Training

At the beginning of training, cellpose computes the flow field representation for each mask image (dynamics.labels_to_flows).

The cellpose pretrained models are trained using resized images so that the cells have the same median diameter across all images. If you choose to use a pretrained model, then this fixed median diameter is used.

If you choose to train from scratch, you can set the median diameter you want to use for rescaling with the --diam_mean flag. We trained all model zoo models with a diameter of 30.0 pixels, except the nuclei model which used a diameter of 17 pixels, so if you want to start with a pretrained model, it will default to those values.

The models will be saved in the image directory (--dir) in a folder called models/.

The same channel settings apply for training models.

Note Cellpose expects the labelled masks (0=no mask, 1,2…=masks) in a separate file, e.g:

wells_000.tif
wells_000_masks.tif

You can use a different ending from _masks with the --mask_filter option, e.g. --mask_filter _masks_2022.

Also, you can train a model using the labels from the GUI (_seg.npy) by using the following option --mask_filter _seg.npy.

If you use the –img_filter option (--img_filter _img in this case):

wells_000_img.tif
wells_000_masks.tif

Warning

The path given to --dir and --test_dir should be an absolute path.

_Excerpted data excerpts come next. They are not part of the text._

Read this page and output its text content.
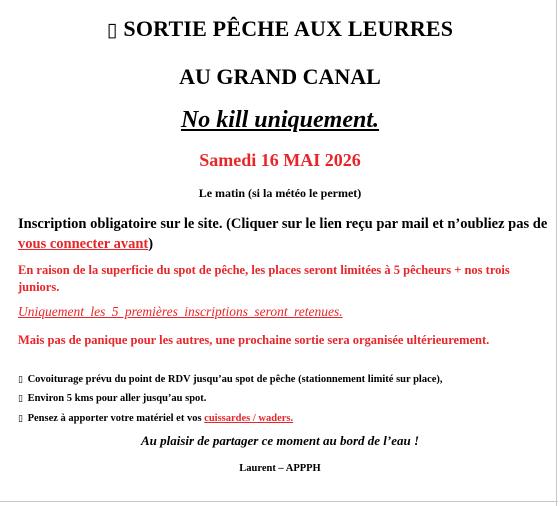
▯ SORTIE PÊCHE AUX LEURRES
AU GRAND CANAL
No kill uniquement.
Samedi 16 MAI 2026
Le matin (si la météo le permet)
Inscription obligatoire sur le site. (Cliquer sur le lien reçu par mail et n’oubliez pas de vous connecter avant)
En raison de la superficie du spot de pêche, les places seront limitées à 5 pêcheurs + nos trois juniors.
Uniquement les 5 premières inscriptions seront retenues.
Mais pas de panique pour les autres, une prochaine sortie sera organisée ultérieurement.
▯ Covoiturage prévu du point de RDV jusqu’au spot de pêche (stationnement limité sur place),
▯ Environ 5 kms pour aller jusqu’au spot.
▯ Pensez à apporter votre matériel et vos cuissardes / waders.
Au plaisir de partager ce moment au bord de l’eau !
Laurent – APPPH
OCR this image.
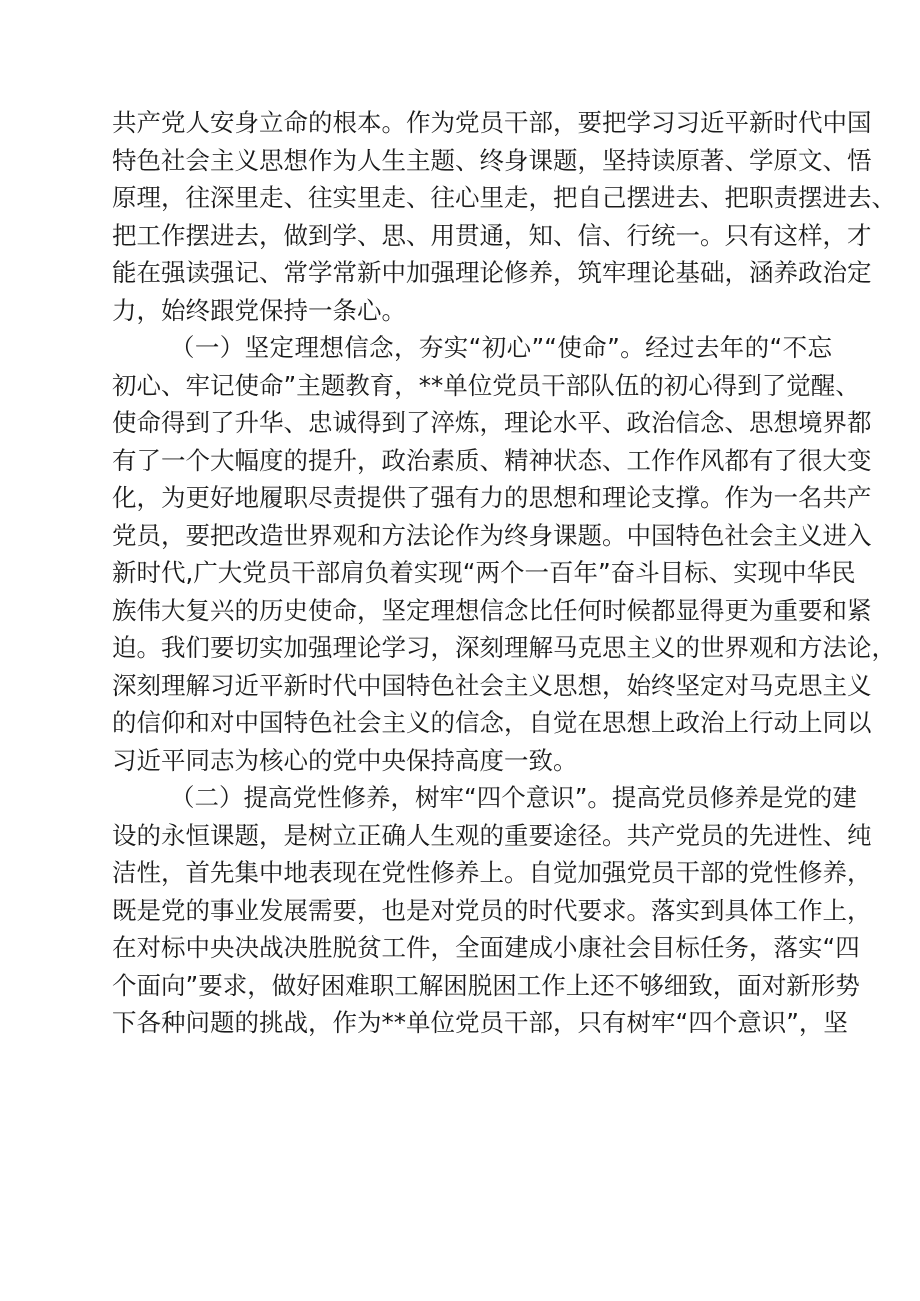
共产党人安身立命的根本。作为党员干部，要把学习习近平新时代中国
特色社会主义思想作为人生主题、终身课题，坚持读原著、学原文、悟
原理，往深里走、往实里走、往心里走，把自己摆进去、把职责摆进去、
把工作摆进去，做到学、思、用贯通，知、信、行统一。只有这样，才
能在强读强记、常学常新中加强理论修养，筑牢理论基础，涵养政治定
力，始终跟党保持一条心。
（一）坚定理想信念，夯实“初心”“使命”。经过去年的“不忘
初心、牢记使命”主题教育，**单位党员干部队伍的初心得到了觉醒、
使命得到了升华、忠诚得到了淬炼，理论水平、政治信念、思想境界都
有了一个大幅度的提升，政治素质、精神状态、工作作风都有了很大变
化，为更好地履职尽责提供了强有力的思想和理论支撑。作为一名共产
党员，要把改造世界观和方法论作为终身课题。中国特色社会主义进入
新时代,广大党员干部肩负着实现“两个一百年”奋斗目标、实现中华民
族伟大复兴的历史使命，坚定理想信念比任何时候都显得更为重要和紧
迫。我们要切实加强理论学习，深刻理解马克思主义的世界观和方法论，
深刻理解习近平新时代中国特色社会主义思想，始终坚定对马克思主义
的信仰和对中国特色社会主义的信念，自觉在思想上政治上行动上同以
习近平同志为核心的党中央保持高度一致。
（二）提高党性修养，树牢“四个意识”。提高党员修养是党的建
设的永恒课题，是树立正确人生观的重要途径。共产党员的先进性、纯
洁性，首先集中地表现在党性修养上。自觉加强党员干部的党性修养，
既是党的事业发展需要，也是对党员的时代要求。落实到具体工作上，
在对标中央决战决胜脱贫工件，全面建成小康社会目标任务，落实“四
个面向”要求，做好困难职工解困脱困工作上还不够细致，面对新形势
下各种问题的挑战，作为**单位党员干部，只有树牢“四个意识”，坚
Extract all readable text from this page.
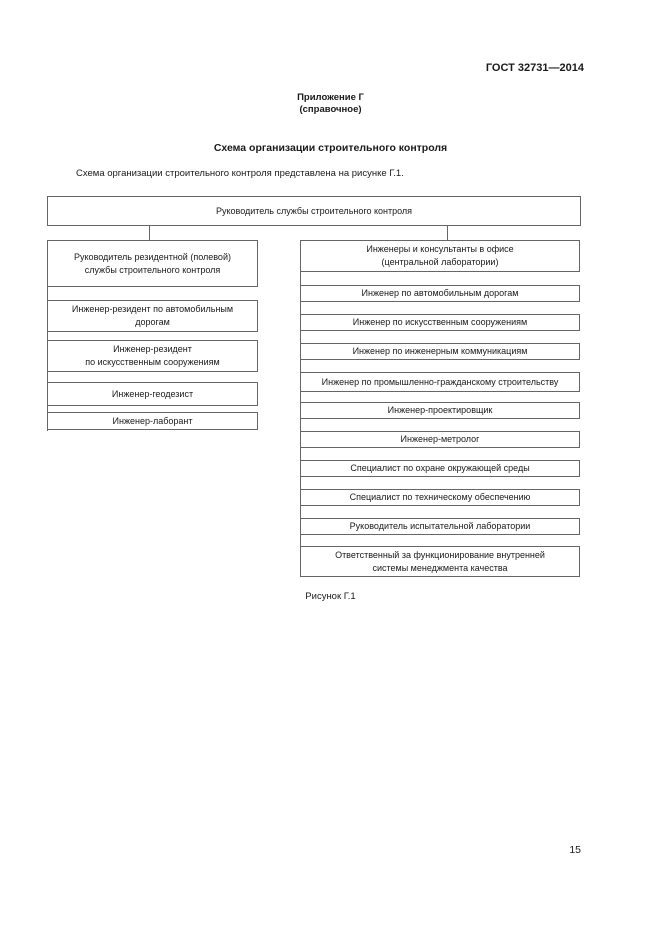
ГОСТ 32731—2014
Приложение Г
(справочное)
Схема организации строительного контроля
Схема организации строительного контроля представлена на рисунке Г.1.
Руководитель службы строительного контроля
Руководитель резидентной (полевой)
службы строительного контроля
Инженер-резидент по автомобильным
дорогам
Инженер-резидент
по искусственным сооружениям
Инженер-геодезист
Инженер-лаборант
Инженеры и консультанты в офисе
(центральной лаборатории)
Инженер по автомобильным дорогам
Инженер по искусственным сооружениям
Инженер по инженерным коммуникациям
Инженер по промышленно-гражданскому строительству
Инженер-проектировщик
Инженер-метролог
Специалист по охране окружающей среды
Специалист по техническому обеспечению
Руководитель испытательной лаборатории
Ответственный за функционирование внутренней
системы менеджмента качества
Рисунок Г.1
15
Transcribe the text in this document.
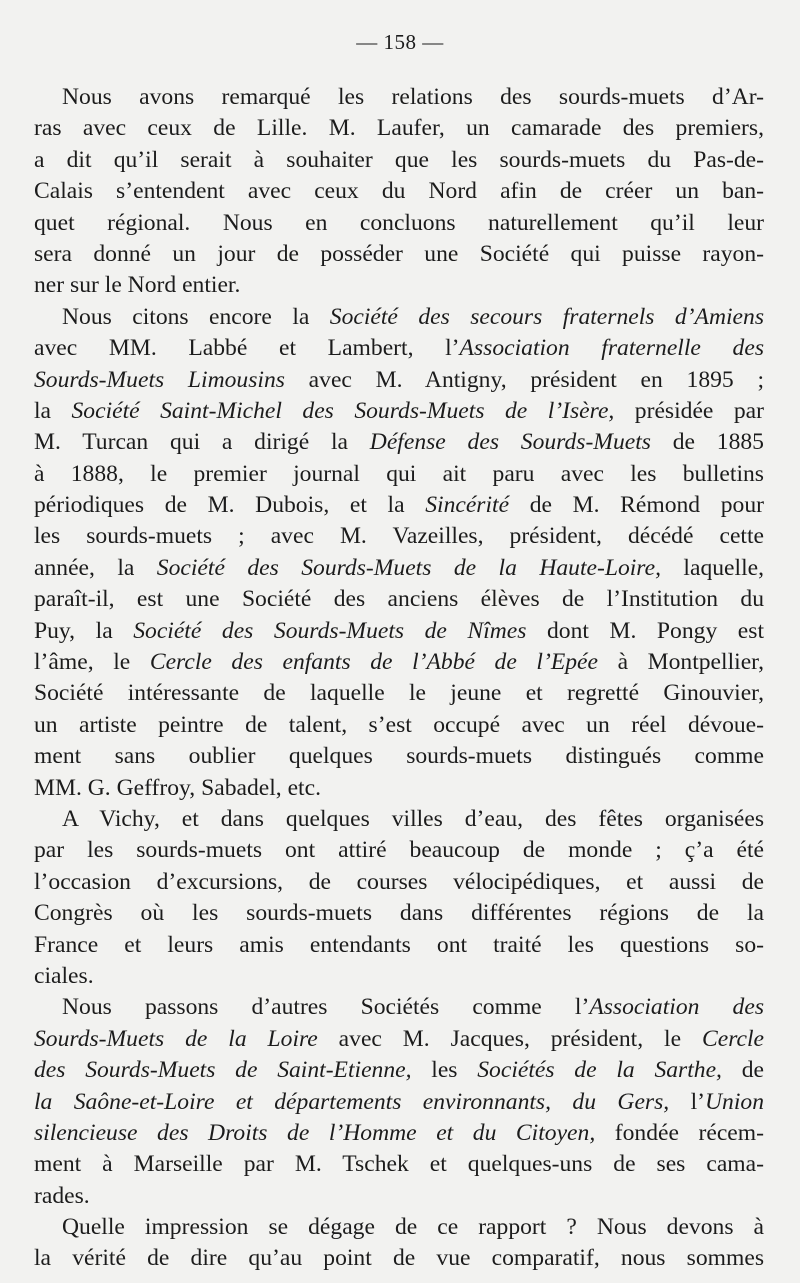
— 158 —
Nous avons remarqué les relations des sourds-muets d’Ar-
ras avec ceux de Lille. M. Laufer, un camarade des premiers,
a dit qu’il serait à souhaiter que les sourds-muets du Pas-de-
Calais s’entendent avec ceux du Nord afin de créer un ban-
quet régional. Nous en concluons naturellement qu’il leur
sera donné un jour de posséder une Société qui puisse rayon-
ner sur le Nord entier.
Nous citons encore la Société des secours fraternels d’Amiens
avec MM. Labbé et Lambert, l’Association fraternelle des
Sourds-Muets Limousins avec M. Antigny, président en 1895 ;
la Société Saint-Michel des Sourds-Muets de l’Isère, présidée par
M. Turcan qui a dirigé la Défense des Sourds-Muets de 1885
à 1888, le premier journal qui ait paru avec les bulletins
périodiques de M. Dubois, et la Sincérité de M. Rémond pour
les sourds-muets ; avec M. Vazeilles, président, décédé cette
année, la Société des Sourds-Muets de la Haute-Loire, laquelle,
paraît-il, est une Société des anciens élèves de l’Institution du
Puy, la Société des Sourds-Muets de Nîmes dont M. Pongy est
l’âme, le Cercle des enfants de l’Abbé de l’Epée à Montpellier,
Société intéressante de laquelle le jeune et regretté Ginouvier,
un artiste peintre de talent, s’est occupé avec un réel dévoue-
ment sans oublier quelques sourds-muets distingués comme
MM. G. Geffroy, Sabadel, etc.
A Vichy, et dans quelques villes d’eau, des fêtes organisées
par les sourds-muets ont attiré beaucoup de monde ; ç’a été
l’occasion d’excursions, de courses vélocipédiques, et aussi de
Congrès où les sourds-muets dans différentes régions de la
France et leurs amis entendants ont traité les questions so-
ciales.
Nous passons d’autres Sociétés comme l’Association des
Sourds-Muets de la Loire avec M. Jacques, président, le Cercle
des Sourds-Muets de Saint-Etienne, les Sociétés de la Sarthe, de
la Saône-et-Loire et départements environnants, du Gers, l’Union
silencieuse des Droits de l’Homme et du Citoyen, fondée récem-
ment à Marseille par M. Tschek et quelques-uns de ses cama-
rades.
Quelle impression se dégage de ce rapport ? Nous devons à
la vérité de dire qu’au point de vue comparatif, nous sommes
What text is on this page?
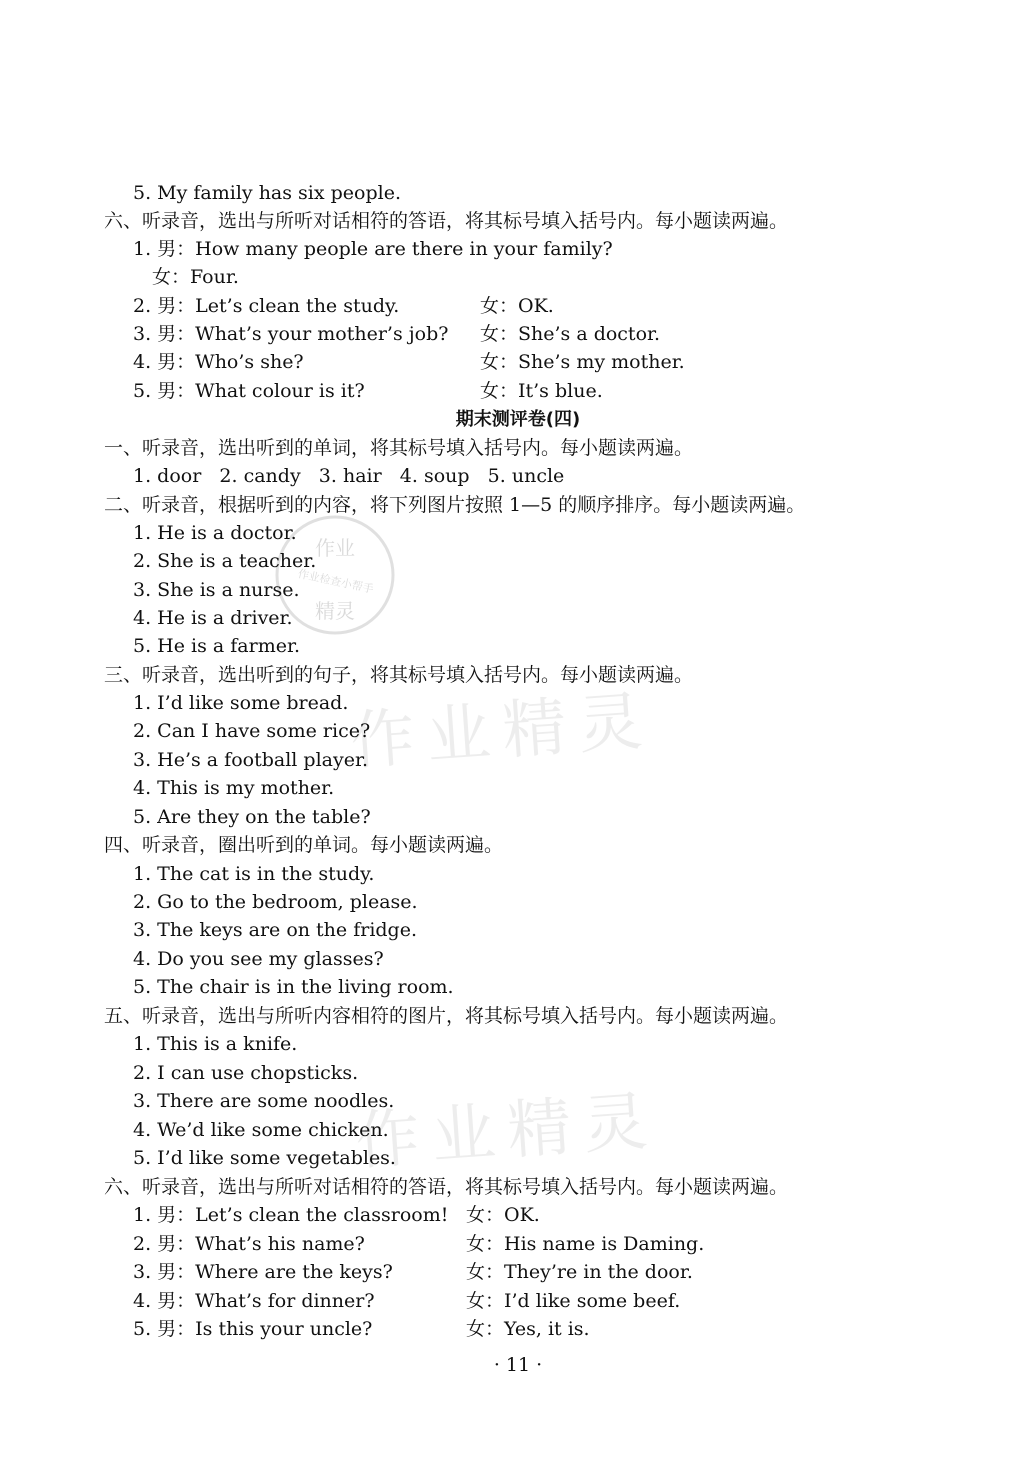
作业精灵
作业精灵
作业
作业检查小帮手
精灵
5. My family has six people.
六、听录音，选出与所听对话相符的答语，将其标号填入括号内。每小题读两遍。
1. 男：How many people are there in your family?
女：Four.
2. 男：Let’s clean the study.	女：OK.
3. 男：What’s your mother’s job? 女：She’s a doctor.
4. 男：Who’s she?	女：She’s my mother.
5. 男：What colour is it?	女：It’s blue.
期末测评卷(四)
一、听录音，选出听到的单词，将其标号填入括号内。每小题读两遍。
1. door   2. candy   3. hair   4. soup   5. uncle
二、听录音，根据听到的内容，将下列图片按照 1—5 的顺序排序。每小题读两遍。
1. He is a doctor.
2. She is a teacher.
3. She is a nurse.
4. He is a driver.
5. He is a farmer.
三、听录音，选出听到的句子，将其标号填入括号内。每小题读两遍。
1. I’d like some bread.
2. Can I have some rice?
3. He’s a football player.
4. This is my mother.
5. Are they on the table?
四、听录音，圈出听到的单词。每小题读两遍。
1. The cat is in the study.
2. Go to the bedroom, please.
3. The keys are on the fridge.
4. Do you see my glasses?
5. The chair is in the living room.
五、听录音，选出与所听内容相符的图片，将其标号填入括号内。每小题读两遍。
1. This is a knife.
2. I can use chopsticks.
3. There are some noodles.
4. We’d like some chicken.
5. I’d like some vegetables.
六、听录音，选出与所听对话相符的答语，将其标号填入括号内。每小题读两遍。
1. 男：Let’s clean the classroom! 女：OK.
2. 男：What’s his name?	女：His name is Daming.
3. 男：Where are the keys?	女：They’re in the door.
4. 男：What’s for dinner?	女：I’d like some beef.
5. 男：Is this your uncle?	女：Yes, it is.
· 11 ·
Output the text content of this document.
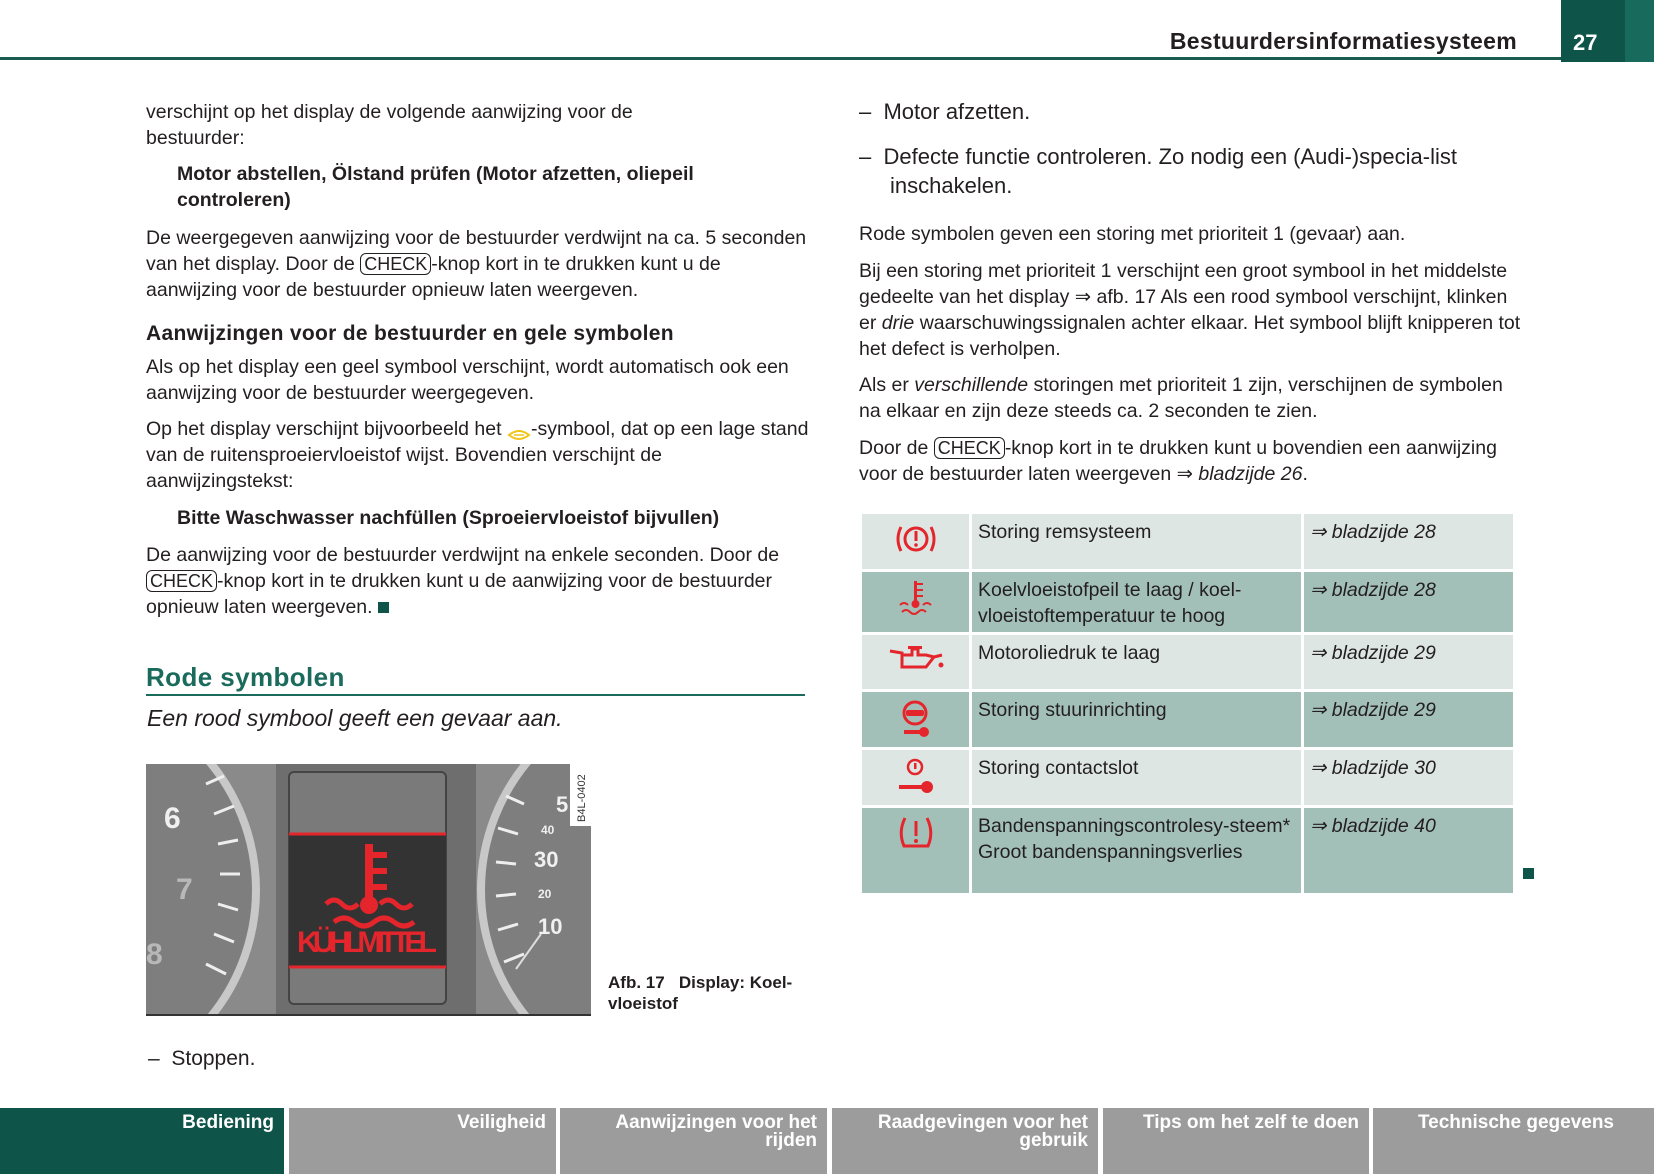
Bestuurdersinformatiesysteem	27
verschijnt op het display de volgende aanwijzing voor de bestuurder:
Motor abstellen, Ölstand prüfen (Motor afzetten, oliepeil controleren)
De weergegeven aanwijzing voor de bestuurder verdwijnt na ca. 5 seconden van het display. Door de CHECK -knop kort in te drukken kunt u de aanwijzing voor de bestuurder opnieuw laten weergeven.
Aanwijzingen voor de bestuurder en gele symbolen
Als op het display een geel symbool verschijnt, wordt automatisch ook een aanwijzing voor de bestuurder weergegeven.
Op het display verschijnt bijvoorbeeld het -symbool, dat op een lage stand van de ruitensproeiervloeistof wijst. Bovendien verschijnt de aanwijzingstekst:
Bitte Waschwasser nachfüllen (Sproeiervloeistof bijvullen)
De aanwijzing voor de bestuurder verdwijnt na enkele seconden. Door de CHECK -knop kort in te drukken kunt u de aanwijzing voor de bestuurder opnieuw laten weergeven.
Rode symbolen
Een rood symbool geeft een gevaar aan.
KÜHLMITTEL
6
7
8
5
40
30
20
10
B4L-0402
Afb. 17 Display: Koel-vloeistof
–  Stoppen.
–  Motor afzetten.
–  Defecte functie controleren. Zo nodig een (Audi-)specia-list inschakelen.
Rode symbolen geven een storing met prioriteit 1 (gevaar) aan.
Bij een storing met prioriteit 1 verschijnt een groot symbool in het middelste gedeelte van het display ⇒ afb. 17 Als een rood symbool verschijnt, klinken er drie waarschuwingssignalen achter elkaar. Het symbool blijft knipperen tot het defect is verholpen.
Als er verschillende storingen met prioriteit 1 zijn, verschijnen de symbolen na elkaar en zijn deze steeds ca. 2 seconden te zien.
Door de CHECK -knop kort in te drukken kunt u bovendien een aanwijzing voor de bestuurder laten weergeven ⇒ bladzijde 26.
	Storing remsysteem	⇒ bladzijde 28
	Koelvloeistofpeil te laag / koel-vloeistoftemperatuur te hoog	⇒ bladzijde 28
	Motoroliedruk te laag	⇒ bladzijde 29
	Storing stuurinrichting	⇒ bladzijde 29
	Storing contactslot	⇒ bladzijde 30

Bandenspanningscontrolesy-steem*
Groot bandenspanningsverlies	⇒ bladzijde 40
Bediening	Veiligheid	Aanwijzingen voor het rijden
Raadgevingen voor het gebruik
Tips om het zelf te doen	Technische gegevens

To train on cytoplasmic images (green cyto and red nuclei) starting with a pretrained model from cellpose (one of the model zoo models), we also have included the recommended training parameters in the command below:

python -m cellpose --train --dir ~/images_cyto/train/ --test_dir ~/images_cyto/test/ --pretrained_model cyto --chan 2 --chan2 1 --learning_rate 0.1 --weight_decay 0.0001 --n_epochs 100

You can train from scratch as well:

python -m cellpose --train --dir ~/images_nuclei/train/ --pretrained_model None

To train the cyto model from scratch using the same parameters we did, download the dataset and run

python -m cellpose --train --train_size --use_gpu --dir ~/cellpose_dataset/train/ --test_dir ~/cellpose_dataset/test/ --img_filter _img --pretrained_model None --chan 2 --chan2 1

You can also specify the full path to a pretrained model to use:

python -m cellpose --dir ~/images_cyto/test/ --pretrained_model ~/images_cyto/test/model/cellpose_35_0 --save_png

In a notebook, you can train with the train_seg function:

from cellpose import io, models, train
io.logger_setup()

output = io.load_train_test_data(train_dir, test_dir, image_filter="_img",
                                mask_filter="_masks", look_one_level_down=False)
images, labels, image_names, test_images, test_labels, image_names_test = output

# e.g. retrain a Cellpose model
model = models.CellposeModel(model_type="cyto3")

model_path = train.train_seg(model.net, train_data=images, train_labels=labels,
                            channels=[1,2], normalize=True,
                            test_data=test_images, test_labels=test_labels,
                            weight_decay=1e-4, SGD=True, learning_rate=0.1,
                            n_epochs=100, model_name="my_new_model")

Training arguments on the CLI

--train               train network using images in dir
--train_size          train size network at end of training
--test_dir TEST_DIR   folder containing test data (optional)
--mask_filter MASK_FILTER
                        end string for masks to run on. use '_seg.npy' for
                        manual annotations from the GUI. Default: _masks
--diam_mean DIAM_MEAN
                        mean diameter to resize cells to during training -- if
                        starting from pretrained models it cannot be changed
                        from 30.0
--learning_rate LEARNING_RATE
                        learning rate. Default: 0.2
--weight_decay WEIGHT_DECAY
                        weight decay. Default: 1e-05
--n_epochs N_EPOCHS   number of epochs. Default: 500
--batch_size BATCH_SIZE
                        batch size. Default: 8
--min_train_masks MIN_TRAIN_MASKS
                        minimum number of masks a training image must have to
                        be used. Default: 5
--SGD SGD             use SGD
--save_every SAVE_EVERY
                        number of epochs to skip between saves. Default: 100
--model_name_out MODEL_NAME_OUT
                        Name of model to save as, defaults to name describing
                        model architecture. Model is saved in the folder
                        specified by --dir in models subfolder.